Thermogravimetric analysis (TGA) was performed in air using a thermogravimetric analyzer (Q50, TA Instruments, New Castle, DE) by heating from 323 to 1273 K using a heating rate of 5 K/min. This method was used to evaluate weight losses caused by adsorbed molecules, weight gains due to oxidation, and weight losses
associated with elimination of free carbon for example. Physisorbed molecules are typically observed as low temperature weight loss. Oxidation is observed as a weight gain. Free carbon reacts with oxygen at elevated temperatures and manifests as a weight loss as gas is evolved.

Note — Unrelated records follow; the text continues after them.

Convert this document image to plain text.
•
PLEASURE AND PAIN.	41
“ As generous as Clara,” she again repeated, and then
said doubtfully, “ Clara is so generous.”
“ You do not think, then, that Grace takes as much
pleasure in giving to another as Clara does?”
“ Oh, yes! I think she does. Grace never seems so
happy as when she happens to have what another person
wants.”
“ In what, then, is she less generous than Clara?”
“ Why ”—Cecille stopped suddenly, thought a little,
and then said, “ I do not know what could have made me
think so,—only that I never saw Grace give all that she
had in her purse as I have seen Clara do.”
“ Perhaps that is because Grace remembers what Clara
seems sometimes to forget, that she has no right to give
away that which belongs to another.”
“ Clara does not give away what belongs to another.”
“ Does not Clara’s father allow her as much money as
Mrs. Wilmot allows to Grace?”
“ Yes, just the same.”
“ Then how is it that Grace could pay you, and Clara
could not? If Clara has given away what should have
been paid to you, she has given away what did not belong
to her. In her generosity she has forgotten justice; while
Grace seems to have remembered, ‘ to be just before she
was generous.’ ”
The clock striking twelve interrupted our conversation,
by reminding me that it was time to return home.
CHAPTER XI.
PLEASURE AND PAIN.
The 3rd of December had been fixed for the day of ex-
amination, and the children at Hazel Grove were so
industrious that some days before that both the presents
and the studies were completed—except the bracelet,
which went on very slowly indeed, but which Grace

Dynamic light scattering (DLS) was performed (NanotracTM ULTRA, Microtrac, Montgomeryville, PA) after dispersing 0.02 grams of powder in 30 ml of deionized water and allowing the suspension to magnetically stir for one hour, followed by 300 sec of ultrasonication prior to measurement. The DLS measurements were repeated four additional times with 30 sec of ultrasonication between each measurement. Each run consisted of an average of five 30-sec measurements as is recommended by the manufacturer of the instrument and ASTM standard E2490-09.
Scanning electron microscopy (SEM) was performed (FEITM Quanta 200F, FEI Company, Hillsboro, OR) to observe particle characteristics and supplement particle and crystallite size analyses. SEM samples were prepared by dispersing 10 mg of powder into 25 ml of water, magnetically stirring for 1 hr, ultrasonicating for 10 min, drop coating onto a silicon wafer, and drying in an oven set at 363 K.